No auth. Returns {"message-info": "server is up"}.

GET /test-integration

Requires Bearer token. Returns {"message": "Integration tests passed"}.

Error example (unsupported file):

{
  "success": false,
  "data": null,
  "error": { "code": 415, "message": "Unsupported file type.
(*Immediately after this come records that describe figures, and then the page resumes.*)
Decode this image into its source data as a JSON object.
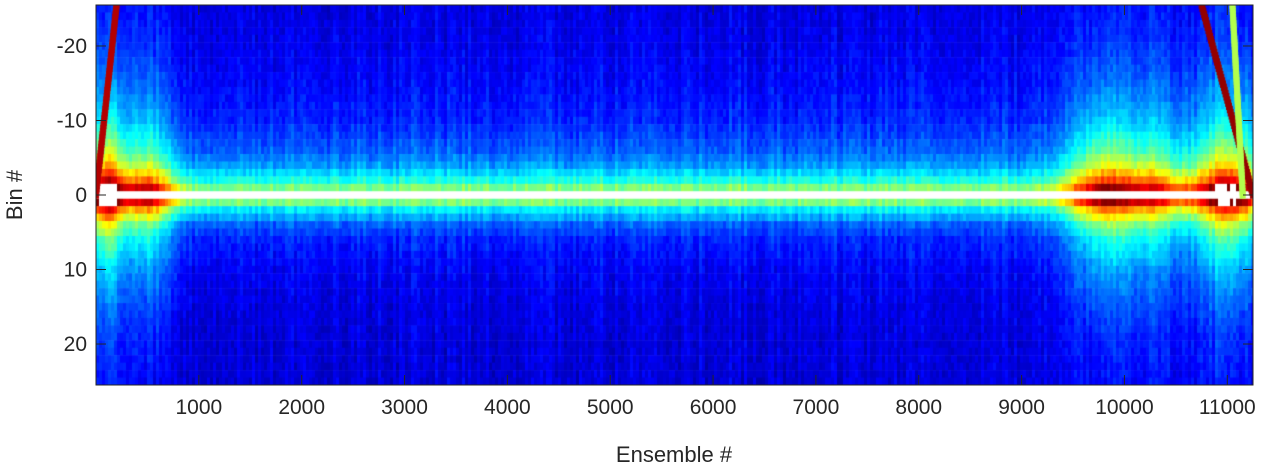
{
  "chart_data": {
    "type": "heatmap",
    "title": "",
    "xlabel": "Ensemble #",
    "ylabel": "Bin #",
    "xlim": [
      0,
      11250
    ],
    "ylim": [
      -25.5,
      25.5
    ],
    "y_reversed": true,
    "colormap": "jet",
    "grid": false,
    "x_ticks": [
      {
        "value": 1000,
        "label": "1000"
      },
      {
        "value": 2000,
        "label": "2000"
      },
      {
        "value": 3000,
        "label": "3000"
      },
      {
        "value": 4000,
        "label": "4000"
      },
      {
        "value": 5000,
        "label": "5000"
      },
      {
        "value": 6000,
        "label": "6000"
      },
      {
        "value": 7000,
        "label": "7000"
      },
      {
        "value": 8000,
        "label": "8000"
      },
      {
        "value": 9000,
        "label": "9000"
      },
      {
        "value": 10000,
        "label": "10000"
      },
      {
        "value": 11000,
        "label": "11000"
      }
    ],
    "y_ticks": [
      {
        "value": -20,
        "label": "-20"
      },
      {
        "value": -10,
        "label": "-10"
      },
      {
        "value": 0,
        "label": "0"
      },
      {
        "value": 10,
        "label": "10"
      },
      {
        "value": 20,
        "label": "20"
      }
    ],
    "bin_profile": [
      {
        "bin": -25,
        "intensity": 0.1
      },
      {
        "bin": -20,
        "intensity": 0.11
      },
      {
        "bin": -15,
        "intensity": 0.13
      },
      {
        "bin": -10,
        "intensity": 0.16
      },
      {
        "bin": -6,
        "intensity": 0.22
      },
      {
        "bin": -4,
        "intensity": 0.28
      },
      {
        "bin": -2,
        "intensity": 0.4
      },
      {
        "bin": -1,
        "intensity": 0.5
      },
      {
        "bin": 0,
        "intensity": 1.0
      },
      {
        "bin": 1,
        "intensity": 0.5
      },
      {
        "bin": 2,
        "intensity": 0.36
      },
      {
        "bin": 4,
        "intensity": 0.22
      },
      {
        "bin": 6,
        "intensity": 0.16
      },
      {
        "bin": 10,
        "intensity": 0.12
      },
      {
        "bin": 15,
        "intensity": 0.1
      },
      {
        "bin": 20,
        "intensity": 0.09
      },
      {
        "bin": 25,
        "intensity": 0.09
      }
    ],
    "bright_regions": [
      {
        "ensemble_center": 100,
        "ensemble_width": 180,
        "peak": 0.85
      },
      {
        "ensemble_center": 500,
        "ensemble_width": 250,
        "peak": 0.6
      },
      {
        "ensemble_center": 9800,
        "ensemble_width": 350,
        "peak": 0.65
      },
      {
        "ensemble_center": 10300,
        "ensemble_width": 300,
        "peak": 0.45
      },
      {
        "ensemble_center": 11000,
        "ensemble_width": 350,
        "peak": 0.8
      }
    ],
    "traces": [
      {
        "points": [
          [
            0,
            0
          ],
          [
            200,
            -25.5
          ]
        ],
        "intensity": 0.95
      },
      {
        "points": [
          [
            10750,
            -25.5
          ],
          [
            11250,
            0
          ]
        ],
        "intensity": 0.98
      },
      {
        "points": [
          [
            11050,
            -25.5
          ],
          [
            11150,
            0
          ]
        ],
        "intensity": 0.55
      }
    ]
  }
}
Allowed types are: .pdf, .docx" }
}

Extraction Strategies

flowchart TD
    A[Uploaded File] --> B{File Type?}
    B -->|PDF| C[PdfReader]
    B -->|DOCX| D[DocxReader]
    C --> E[pdfplumber\ntext extraction]
    C --> F[PyMuPDF\nstructure + font analysis]
    C --> G{OCR enabled?}
    G -->|Yes| H[EasyOCR\nscanned pages + images]
    G -->|No| I[Return text]
    H --> I
    D --> I

PdfReader features:

  • Column layout detection (handles 2-column PDFs)
  • Font size analysis to classify text into heading levels (h1, h2, p)
  • Image extraction from PDF pages
  • Duplicate image detection
  • Text truncation at 4000 words

Environment Variables

Variable Description
SERVICE_TOKEN Bearer token (set from EXTRACTOR_TOKEN)

Requirements

fastapi[standard]
python-docx==1.1.2
pdfplumber
uvicorn
numpy
Pillow

Location

api/app/extractor_service/
├── Dockerfile
├── requirements.txt
├── run_extractor_temp.sh
└── app/
    ├── main.py
    ├── routers/router.py
    ├── constants/constant.py
    ├── middleware/security.py
    ├── errors/error.py
    └── service/
        ├── reader_strategy.py
        └── strategies/
            ├── pdf_reader_strategy.py
            └── word_reader_strategy.py